Hamas blamed Fatah for the attack, demanding that Abbas take immediate and harsh action against his own security forces.

Hamas on Friday staged a show of force calling tens of thousands of supporters onto the streets of Gaza City. Armed Hamas militants stood guard at street corners wearing black masks pulled down over their faces. (Full story)

A senior Hamas leader, Foreign Minister Mahmoud Zahar, told CNN that Hamas would continue to deploy its own forces to quell the violence and oppose anyone who challenged Hamas' authority.

"We have the popular power. Ask any one of the people on the street. We have the military power. We have the moral power." Zahar said.
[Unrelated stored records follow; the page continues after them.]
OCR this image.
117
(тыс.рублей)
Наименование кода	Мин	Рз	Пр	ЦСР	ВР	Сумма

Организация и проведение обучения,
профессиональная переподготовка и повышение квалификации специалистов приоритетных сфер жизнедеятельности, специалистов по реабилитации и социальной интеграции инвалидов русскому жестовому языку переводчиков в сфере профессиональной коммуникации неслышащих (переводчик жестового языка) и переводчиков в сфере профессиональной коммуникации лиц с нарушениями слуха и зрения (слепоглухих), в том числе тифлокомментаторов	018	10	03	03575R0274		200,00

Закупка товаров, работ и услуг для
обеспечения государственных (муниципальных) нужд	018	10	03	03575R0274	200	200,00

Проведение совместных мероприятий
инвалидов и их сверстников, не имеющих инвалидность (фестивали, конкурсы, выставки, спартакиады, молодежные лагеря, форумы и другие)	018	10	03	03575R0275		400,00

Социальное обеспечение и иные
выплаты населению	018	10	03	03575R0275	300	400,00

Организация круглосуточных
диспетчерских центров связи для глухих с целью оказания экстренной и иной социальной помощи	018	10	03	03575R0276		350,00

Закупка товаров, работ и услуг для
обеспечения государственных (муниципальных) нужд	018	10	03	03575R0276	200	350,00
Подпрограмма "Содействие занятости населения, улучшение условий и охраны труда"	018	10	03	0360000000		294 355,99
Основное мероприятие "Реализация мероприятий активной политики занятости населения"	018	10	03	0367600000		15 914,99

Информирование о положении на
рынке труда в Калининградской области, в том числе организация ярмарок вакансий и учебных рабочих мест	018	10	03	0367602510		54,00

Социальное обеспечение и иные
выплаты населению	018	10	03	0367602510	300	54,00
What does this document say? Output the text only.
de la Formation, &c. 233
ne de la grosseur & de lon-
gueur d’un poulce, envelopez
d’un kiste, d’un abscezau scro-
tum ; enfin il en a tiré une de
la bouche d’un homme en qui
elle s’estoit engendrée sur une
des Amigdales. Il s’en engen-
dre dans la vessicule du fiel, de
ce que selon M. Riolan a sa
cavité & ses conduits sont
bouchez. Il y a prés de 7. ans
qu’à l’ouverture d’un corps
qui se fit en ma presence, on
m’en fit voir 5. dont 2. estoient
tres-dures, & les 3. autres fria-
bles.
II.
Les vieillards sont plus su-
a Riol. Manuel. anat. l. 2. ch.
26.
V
Palestinians are now bracing themselves for the possibility of still more turbulence. Despite the rising tensions, government officials say Abbas will press ahead with a Saturday speech calling for early elections in an attempt to break the political impasse with Hamas.

Hamas has rejected the idea, saying Abbas does not have the legal authority.

"If he is tired, he should resign. And we will help to run an election for president," Zahar said. "But in speaking about elections for the legislative council, he has no role whatsoever."

Many Palestinians are shocked and dismayed at the internecine bloodshed that has stained the streets of Gaza, but few expect the killing to end. The brutal murder of the Balousheh children, in particular, has touched a nerve with the Palestinian public.

As hundreds gathered at the Balousheh home to mourn, one grieving woman said, "I am sure that whoever killed these children came to this house to offer condolences. We must find out who did this."

She cried, "Why are we Palestinians killing each other?"